OECD chief welcomes European participation in Chinabacked bank

March 20, 2015
Organisation for Economic Co-operation and Development (OECD) Secretary General Angel Gurria/AFP
Organisation for Economic Co-operation and Development (OECD) Secretary General Angel Gurria/AFP

, BEIJING, Mar 20- The head of the OECD on Friday welcomed major European countries’ participation in a new China backed infrastructure bank, saying it would ensure the institution was run under existing global standards.

Britain, Germany, France and Italy have announced their intention to sign up for the Asian Infrastructure Investment Bank, to the consternation of the United States and Japan, which lead the World Bank and the Manila based Asian Development Bank respectively.

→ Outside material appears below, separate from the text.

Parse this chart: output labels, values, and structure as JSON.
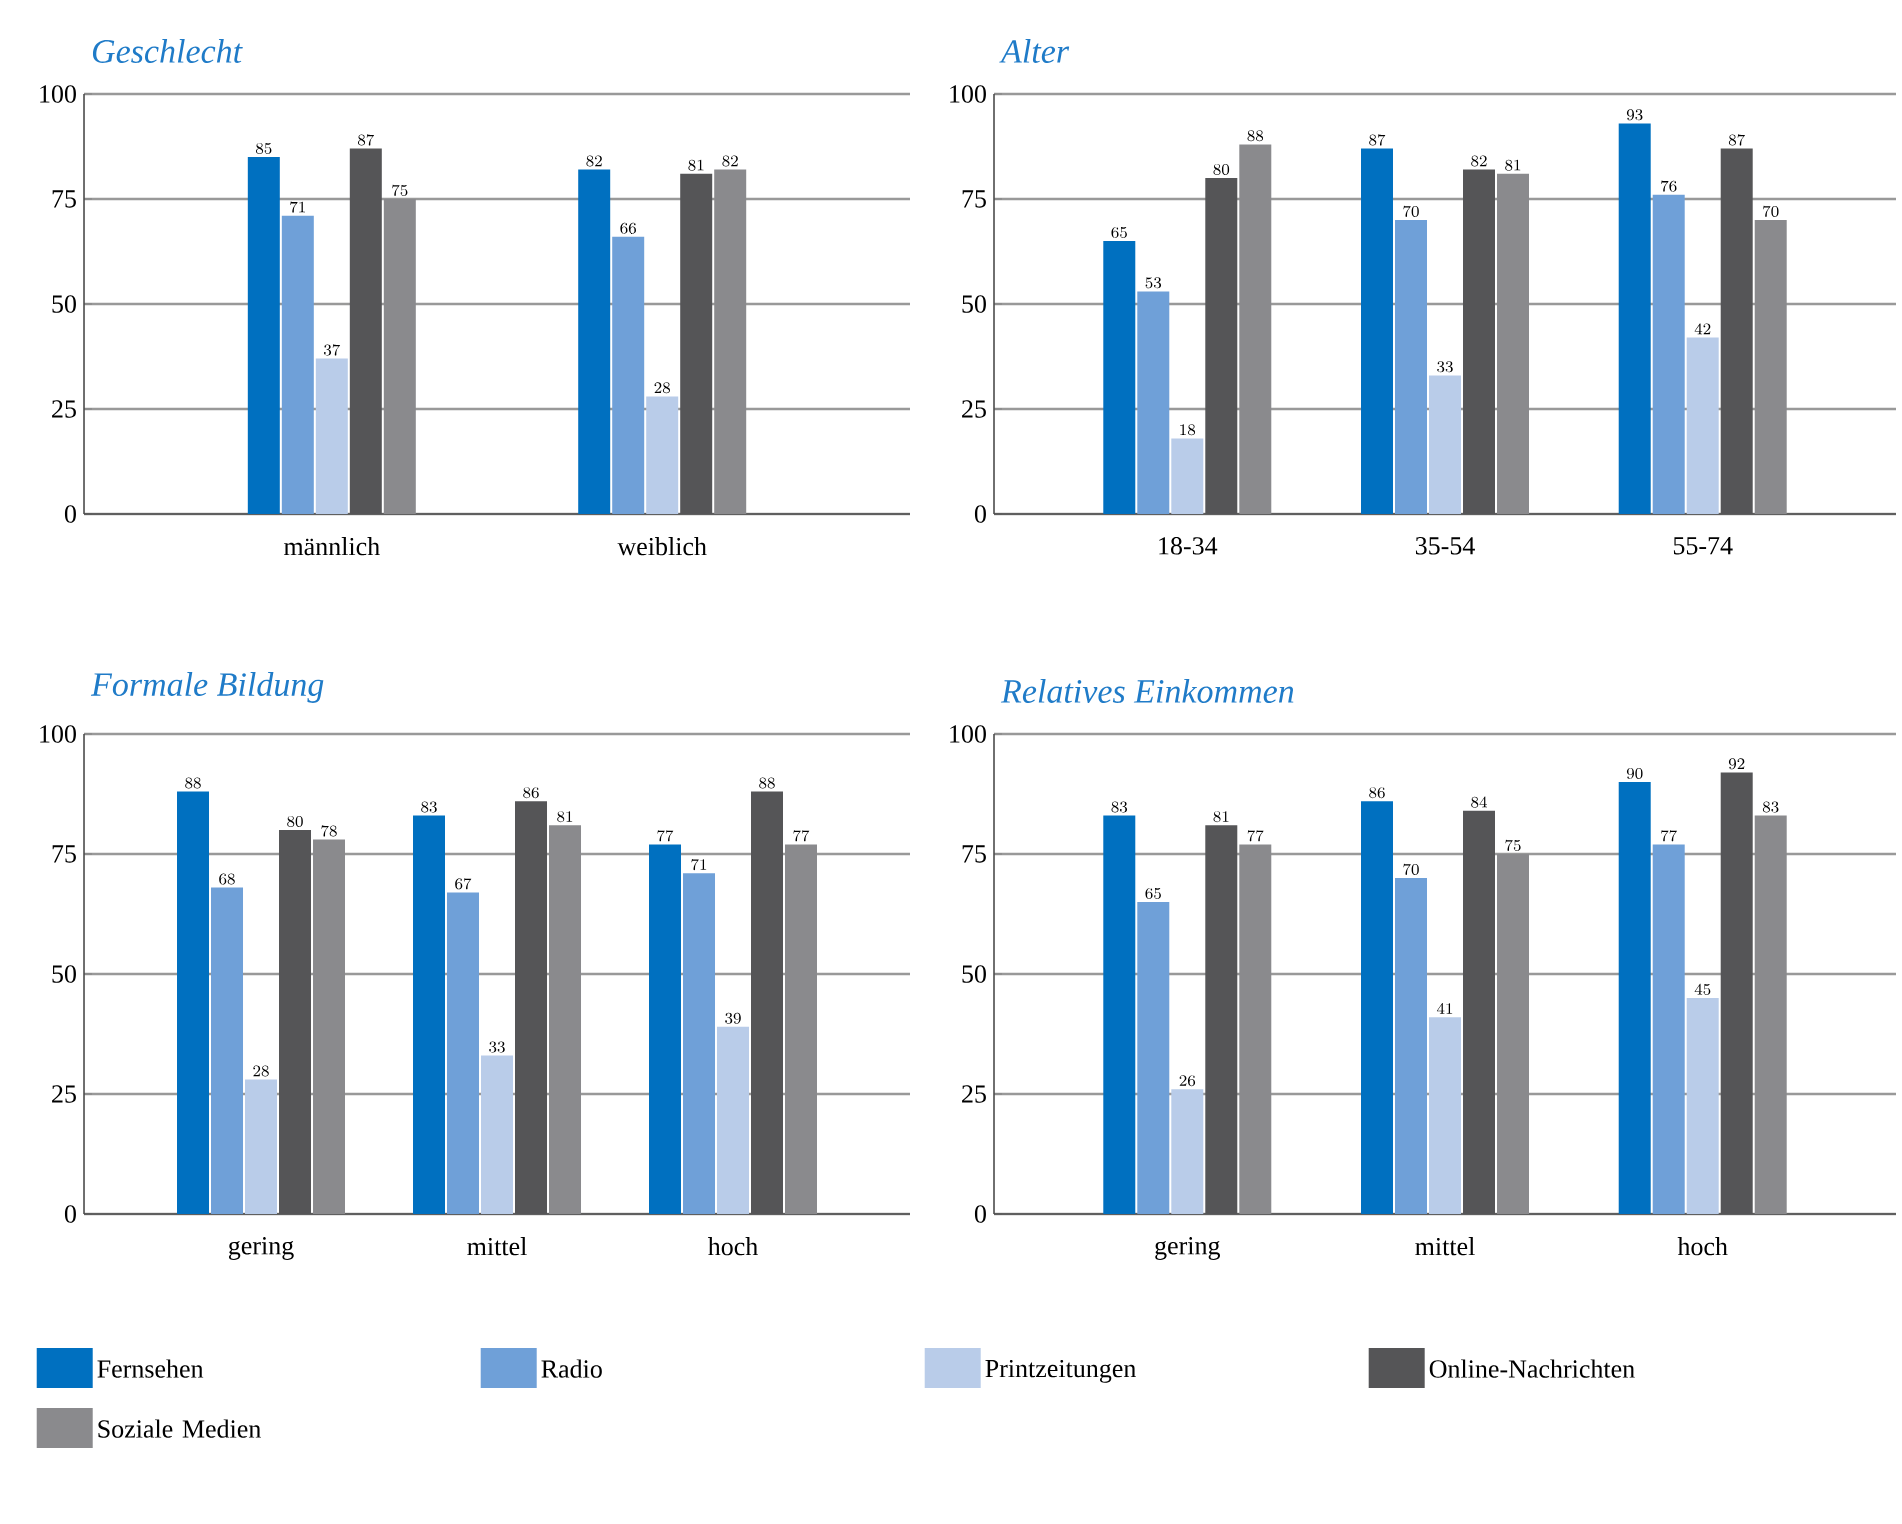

Angel Gurria, secretary general of the Organisation for Economic Co-Operation and Development, said: “The fact that some of the European countries are now associating with the project makes me even more convinced that it is going to be run in a very professional, transparent way.

“I don’t see that these countries would be joining an institution that would be run otherwise.

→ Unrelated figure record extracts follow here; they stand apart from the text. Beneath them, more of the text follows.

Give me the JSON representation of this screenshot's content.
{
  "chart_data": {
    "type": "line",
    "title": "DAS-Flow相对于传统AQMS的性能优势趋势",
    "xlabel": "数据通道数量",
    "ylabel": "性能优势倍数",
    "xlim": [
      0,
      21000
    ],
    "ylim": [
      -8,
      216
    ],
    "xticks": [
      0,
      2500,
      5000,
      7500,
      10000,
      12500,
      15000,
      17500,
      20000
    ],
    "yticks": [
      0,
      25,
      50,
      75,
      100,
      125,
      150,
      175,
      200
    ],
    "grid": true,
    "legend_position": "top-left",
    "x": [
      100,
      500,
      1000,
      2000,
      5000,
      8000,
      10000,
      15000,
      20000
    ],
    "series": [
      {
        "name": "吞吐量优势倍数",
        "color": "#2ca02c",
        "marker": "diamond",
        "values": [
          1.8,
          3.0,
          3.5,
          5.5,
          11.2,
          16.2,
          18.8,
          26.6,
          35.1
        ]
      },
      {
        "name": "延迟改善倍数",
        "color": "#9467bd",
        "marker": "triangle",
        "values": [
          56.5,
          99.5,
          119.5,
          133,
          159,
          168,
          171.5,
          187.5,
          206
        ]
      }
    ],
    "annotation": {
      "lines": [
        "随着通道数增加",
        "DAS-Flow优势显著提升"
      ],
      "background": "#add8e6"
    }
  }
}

“I don’t think anybody’s going around with a chequebook just giving cheques,” he added. “This is not foreign policy, this is a bank.”

China has welcomed the European eagerness to participate in the new body, with state media claiming that the US risks being sidelined.

Beijing touts the $50 billion institution as a tool to help meet gaps in financing needs for regional development in Asia.

There was “a very important deficit in medium and long term investment for infrastructure in particular”, Gurria said. “Any mechanism that is set up in order to cover the shortfall, of course, is welcome.”

Details on the AIIB’s financing and participation remain to be worked out, but Gurria said: “The severity, the rigour, the analytical detail and the feasibility of both the projects and the policies are going to be very much comparable to those of the other development banks.”

Gurria was speaking to reporters ahead of the launch of the OECD’s latest economic survey for China, in which it forecast that the world’s second largest economy will grow seven percent this year, in line with the government’s own target announced earlier this month.

China’s economy has embarked on what its leaders have taken to calling the “new normal”, meaning that the growth trajectory is slowing, with more sustainable expansion based on a growing consumer class, as in other major countries.

“We like the ‘new normal'”, Gurria said.

“We think seven percent is more sustainable,” he added, calling it “cruising speed” that can  “avoid distortions and bubbles”.

The OECD, a policy analysis body made up of 34 countries with advanced economies, sees growth of 6.9 percent in China next year.